UPDATE: Woodsist Festival is sold out for 2019.
Organizer Jeremy Earl grew up in Warwick, but only began playing music while studying printmaking at SUNY Purchase. It was there that he met multi-instrumentalist Jarvis Taveniere, who partnered with him four years after he founded indie rock mainstays Woods in 2005.
The pair moved to Bushwick, Brooklyn, and began self-releasing their own lo-fi folk-rock records, as well as those of their friends, on Earl’s own Woodsist record label.
At first, says Earl, “It was a hobby, I was dubbing tapes in my bedroom, putting out friends’ bands stuff and putting out my own stuff, and it evolved naturally from there.”
But as the band blew up, so did the label, until it began to take over Rear House, the building Earl shared with 5 other people in Bushwick. “There were record boxes everywhere in the living room, I was silkscreening t-shirts and album covers in the living room,” laughs Earl. “Stuff was everywhere.”
And so he decided to come back home. After renting a Warwick house for the label in 2010, Earl alternated Orange and Brooklyn counties until 2014, when he moved upstate fulltime. Today he lives in Stone Ridge with his wife and one-year-old daughter, running Woodsist out of a detached office and enjoying the slower pace his life has taken. “I’m a little more casual, a little slower paced,” he says. “The country life is definitely for me.”
Woodsist Festival Founder Jeremy Earl
Now that he’s settled in, Earl is trying to contribute to the local community. He wants to promote Kingston as a concert stop, and has been sinking into the local music scene. But by far the biggest development concerns his Woodsist Festival.

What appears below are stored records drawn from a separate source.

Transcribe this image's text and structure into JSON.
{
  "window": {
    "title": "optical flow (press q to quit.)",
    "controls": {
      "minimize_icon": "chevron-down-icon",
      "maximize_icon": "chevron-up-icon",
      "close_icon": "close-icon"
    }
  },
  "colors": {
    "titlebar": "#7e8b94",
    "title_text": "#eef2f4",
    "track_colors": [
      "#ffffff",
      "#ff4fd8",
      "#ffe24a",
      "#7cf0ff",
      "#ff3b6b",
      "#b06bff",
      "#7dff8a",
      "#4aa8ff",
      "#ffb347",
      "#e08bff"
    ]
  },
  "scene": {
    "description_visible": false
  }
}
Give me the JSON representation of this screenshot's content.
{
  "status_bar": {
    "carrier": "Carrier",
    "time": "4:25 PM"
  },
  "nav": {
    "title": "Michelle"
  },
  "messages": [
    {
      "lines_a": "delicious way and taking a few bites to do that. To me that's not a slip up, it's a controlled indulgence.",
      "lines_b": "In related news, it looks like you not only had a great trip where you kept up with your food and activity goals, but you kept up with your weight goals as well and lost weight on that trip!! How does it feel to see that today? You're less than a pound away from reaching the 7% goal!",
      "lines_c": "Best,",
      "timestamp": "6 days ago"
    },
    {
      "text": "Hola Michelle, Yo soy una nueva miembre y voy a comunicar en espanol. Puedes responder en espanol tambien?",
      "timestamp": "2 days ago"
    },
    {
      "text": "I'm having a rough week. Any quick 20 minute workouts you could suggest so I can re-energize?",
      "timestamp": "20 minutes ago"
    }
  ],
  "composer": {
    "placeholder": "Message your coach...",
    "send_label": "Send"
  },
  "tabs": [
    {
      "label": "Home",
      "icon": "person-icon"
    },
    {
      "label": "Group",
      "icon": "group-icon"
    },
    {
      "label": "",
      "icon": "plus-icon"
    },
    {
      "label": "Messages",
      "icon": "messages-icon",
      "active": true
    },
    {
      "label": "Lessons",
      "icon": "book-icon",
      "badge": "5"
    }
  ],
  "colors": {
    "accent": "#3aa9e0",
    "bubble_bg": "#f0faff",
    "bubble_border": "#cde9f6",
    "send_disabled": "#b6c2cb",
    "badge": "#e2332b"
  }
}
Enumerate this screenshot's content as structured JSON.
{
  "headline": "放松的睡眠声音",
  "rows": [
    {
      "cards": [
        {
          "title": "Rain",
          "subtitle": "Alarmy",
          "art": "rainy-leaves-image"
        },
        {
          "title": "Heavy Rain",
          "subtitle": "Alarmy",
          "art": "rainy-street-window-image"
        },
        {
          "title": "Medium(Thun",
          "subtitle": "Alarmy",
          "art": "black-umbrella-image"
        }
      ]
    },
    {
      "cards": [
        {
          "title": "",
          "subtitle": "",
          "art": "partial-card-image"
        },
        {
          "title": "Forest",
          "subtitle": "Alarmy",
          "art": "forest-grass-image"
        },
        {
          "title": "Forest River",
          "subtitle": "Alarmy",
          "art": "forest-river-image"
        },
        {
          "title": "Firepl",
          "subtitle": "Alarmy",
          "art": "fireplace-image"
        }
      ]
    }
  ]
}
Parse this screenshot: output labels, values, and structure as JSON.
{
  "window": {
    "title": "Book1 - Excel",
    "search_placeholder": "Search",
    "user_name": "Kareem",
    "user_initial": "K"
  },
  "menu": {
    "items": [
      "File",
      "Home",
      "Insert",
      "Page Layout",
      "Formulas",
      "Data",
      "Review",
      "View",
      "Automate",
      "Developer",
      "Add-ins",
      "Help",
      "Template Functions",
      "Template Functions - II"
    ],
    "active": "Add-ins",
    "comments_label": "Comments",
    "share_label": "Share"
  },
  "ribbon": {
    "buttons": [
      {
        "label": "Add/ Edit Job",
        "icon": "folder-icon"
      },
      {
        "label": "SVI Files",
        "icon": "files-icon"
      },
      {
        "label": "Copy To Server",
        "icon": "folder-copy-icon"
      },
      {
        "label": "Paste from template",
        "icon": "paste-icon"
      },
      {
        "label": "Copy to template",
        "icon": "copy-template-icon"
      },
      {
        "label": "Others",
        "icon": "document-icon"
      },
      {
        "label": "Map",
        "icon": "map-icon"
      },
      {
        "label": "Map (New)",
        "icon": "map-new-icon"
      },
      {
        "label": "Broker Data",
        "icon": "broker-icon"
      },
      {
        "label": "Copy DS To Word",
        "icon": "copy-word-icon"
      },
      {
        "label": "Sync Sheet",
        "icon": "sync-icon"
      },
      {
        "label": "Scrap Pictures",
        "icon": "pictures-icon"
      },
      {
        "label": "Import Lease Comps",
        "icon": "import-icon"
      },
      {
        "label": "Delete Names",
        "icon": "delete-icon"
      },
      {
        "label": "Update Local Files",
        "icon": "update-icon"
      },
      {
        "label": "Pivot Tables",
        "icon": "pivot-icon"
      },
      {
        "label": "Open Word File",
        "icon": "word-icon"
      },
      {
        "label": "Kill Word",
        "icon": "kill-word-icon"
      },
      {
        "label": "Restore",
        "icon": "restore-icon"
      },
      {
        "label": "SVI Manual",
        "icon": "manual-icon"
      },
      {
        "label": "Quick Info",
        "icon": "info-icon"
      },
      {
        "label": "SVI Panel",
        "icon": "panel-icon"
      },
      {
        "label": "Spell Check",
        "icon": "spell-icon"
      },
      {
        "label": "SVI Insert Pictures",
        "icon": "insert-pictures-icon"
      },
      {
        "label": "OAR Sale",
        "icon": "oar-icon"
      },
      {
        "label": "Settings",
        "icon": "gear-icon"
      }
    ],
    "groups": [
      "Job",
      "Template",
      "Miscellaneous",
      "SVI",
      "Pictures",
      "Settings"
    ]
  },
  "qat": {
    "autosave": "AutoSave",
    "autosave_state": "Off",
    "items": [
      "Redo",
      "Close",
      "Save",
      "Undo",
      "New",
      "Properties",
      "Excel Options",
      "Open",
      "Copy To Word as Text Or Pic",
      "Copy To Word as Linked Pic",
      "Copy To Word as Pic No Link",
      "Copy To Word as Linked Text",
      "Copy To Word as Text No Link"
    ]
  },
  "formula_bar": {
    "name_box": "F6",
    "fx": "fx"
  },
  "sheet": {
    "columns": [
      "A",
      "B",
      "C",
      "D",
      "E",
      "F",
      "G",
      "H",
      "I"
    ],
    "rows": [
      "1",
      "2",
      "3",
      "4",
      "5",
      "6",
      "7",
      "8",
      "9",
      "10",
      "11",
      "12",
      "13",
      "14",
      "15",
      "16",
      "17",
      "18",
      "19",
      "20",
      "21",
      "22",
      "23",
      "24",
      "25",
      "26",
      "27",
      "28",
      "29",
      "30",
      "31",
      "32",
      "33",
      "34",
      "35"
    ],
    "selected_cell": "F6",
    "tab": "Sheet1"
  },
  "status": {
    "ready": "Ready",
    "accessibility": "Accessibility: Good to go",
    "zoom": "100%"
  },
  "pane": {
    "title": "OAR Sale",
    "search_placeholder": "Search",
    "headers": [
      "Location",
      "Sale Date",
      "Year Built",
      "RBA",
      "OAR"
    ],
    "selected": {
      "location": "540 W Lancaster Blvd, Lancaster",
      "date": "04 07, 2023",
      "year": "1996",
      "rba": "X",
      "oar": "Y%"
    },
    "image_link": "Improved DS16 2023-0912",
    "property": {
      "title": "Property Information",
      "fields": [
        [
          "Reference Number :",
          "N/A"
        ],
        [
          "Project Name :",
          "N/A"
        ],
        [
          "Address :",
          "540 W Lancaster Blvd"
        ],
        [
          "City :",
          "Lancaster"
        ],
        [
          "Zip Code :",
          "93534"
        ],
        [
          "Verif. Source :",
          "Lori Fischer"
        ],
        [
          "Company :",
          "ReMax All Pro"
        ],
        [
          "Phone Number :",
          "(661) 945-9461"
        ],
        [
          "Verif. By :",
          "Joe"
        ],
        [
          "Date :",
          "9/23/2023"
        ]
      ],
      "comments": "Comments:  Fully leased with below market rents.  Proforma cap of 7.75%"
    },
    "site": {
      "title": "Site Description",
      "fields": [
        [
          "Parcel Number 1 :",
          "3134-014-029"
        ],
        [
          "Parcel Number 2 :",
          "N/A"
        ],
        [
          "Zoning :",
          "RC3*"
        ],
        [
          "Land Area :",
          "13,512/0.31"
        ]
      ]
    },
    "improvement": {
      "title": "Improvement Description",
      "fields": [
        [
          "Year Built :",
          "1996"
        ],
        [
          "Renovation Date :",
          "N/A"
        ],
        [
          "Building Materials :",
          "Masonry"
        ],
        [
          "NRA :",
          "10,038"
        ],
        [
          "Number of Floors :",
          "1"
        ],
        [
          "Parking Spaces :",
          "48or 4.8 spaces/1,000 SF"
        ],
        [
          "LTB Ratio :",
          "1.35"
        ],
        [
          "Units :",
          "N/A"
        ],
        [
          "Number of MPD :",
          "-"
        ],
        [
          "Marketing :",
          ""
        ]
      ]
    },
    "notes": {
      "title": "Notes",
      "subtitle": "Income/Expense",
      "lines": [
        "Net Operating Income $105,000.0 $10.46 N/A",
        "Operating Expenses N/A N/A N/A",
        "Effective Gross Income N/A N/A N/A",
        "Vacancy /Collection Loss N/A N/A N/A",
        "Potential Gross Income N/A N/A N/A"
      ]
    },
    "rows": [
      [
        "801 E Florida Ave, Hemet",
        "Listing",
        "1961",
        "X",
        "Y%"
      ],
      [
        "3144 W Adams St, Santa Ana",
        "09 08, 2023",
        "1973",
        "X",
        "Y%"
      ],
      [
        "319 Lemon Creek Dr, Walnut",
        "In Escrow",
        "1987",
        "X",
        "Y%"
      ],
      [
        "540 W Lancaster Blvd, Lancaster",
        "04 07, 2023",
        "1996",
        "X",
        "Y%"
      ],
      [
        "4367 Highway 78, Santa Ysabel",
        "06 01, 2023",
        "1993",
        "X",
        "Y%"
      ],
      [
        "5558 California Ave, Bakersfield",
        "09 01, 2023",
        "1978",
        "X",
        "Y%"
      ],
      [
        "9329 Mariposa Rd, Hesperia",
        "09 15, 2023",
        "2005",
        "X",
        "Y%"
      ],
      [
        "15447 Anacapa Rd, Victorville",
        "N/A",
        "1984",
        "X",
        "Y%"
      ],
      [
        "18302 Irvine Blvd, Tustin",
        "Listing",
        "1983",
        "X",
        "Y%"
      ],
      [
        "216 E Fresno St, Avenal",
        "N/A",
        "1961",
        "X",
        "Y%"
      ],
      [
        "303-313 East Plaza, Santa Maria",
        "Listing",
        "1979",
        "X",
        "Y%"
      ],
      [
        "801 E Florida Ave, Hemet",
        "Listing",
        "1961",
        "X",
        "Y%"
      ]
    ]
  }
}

The festival’s first edition, held in 2009, was a collaboration with fellow upstart label Captured Tracks, and its lineup now reads like a dream indie lineup: Kurt Vile, Vivian Girls, Crystal Stilts, Woods, Thee Oh Sees; it was even one of Real Estate’s first shows. Earl discovered the Big Sur’s Henry Miller Library while touring through California, and held the festival there from 2010 to 2016. And now, after a year doing “Boogie in the Barn” in New Hampshire and another spent raising his newborn daughter, Earl is bringing it to Accord on September 28 in association with Impact Concerts.
2019’s edition will be held at Arrowood Farms, a field-to-glass brewery and home of 2018’s Dirt Farmer Festival. Headliners include Earl’s own Woods, the CSNY-isms of Whitney, songwriting royalty Waxahatchee, and the return of chill-princes Real Estate, in addition to a number of smaller acts who have recently released music on Woodsist.
Between the laid-back sounds, camping down the road at Rondout Valley Resort, and cap of 1,000 tickets, Earl wants Woodsist to represent a more relaxed version of a music festival, “a down-home hang with your friends and the bands.”
Arrowood will provide the drinks, and local food and craft vendors, as well as additional bands, remain to be announced. Prices are low, with an all-day, noon-to-curfew pass going for $75. Though Earl expects them to sell out, he isn’t terribly concerned about total sales. “Woodsist has always been a more intimate hidden location kind of festival,” he says. “It’s more about finding a beautiful location and having a good day with your friends.”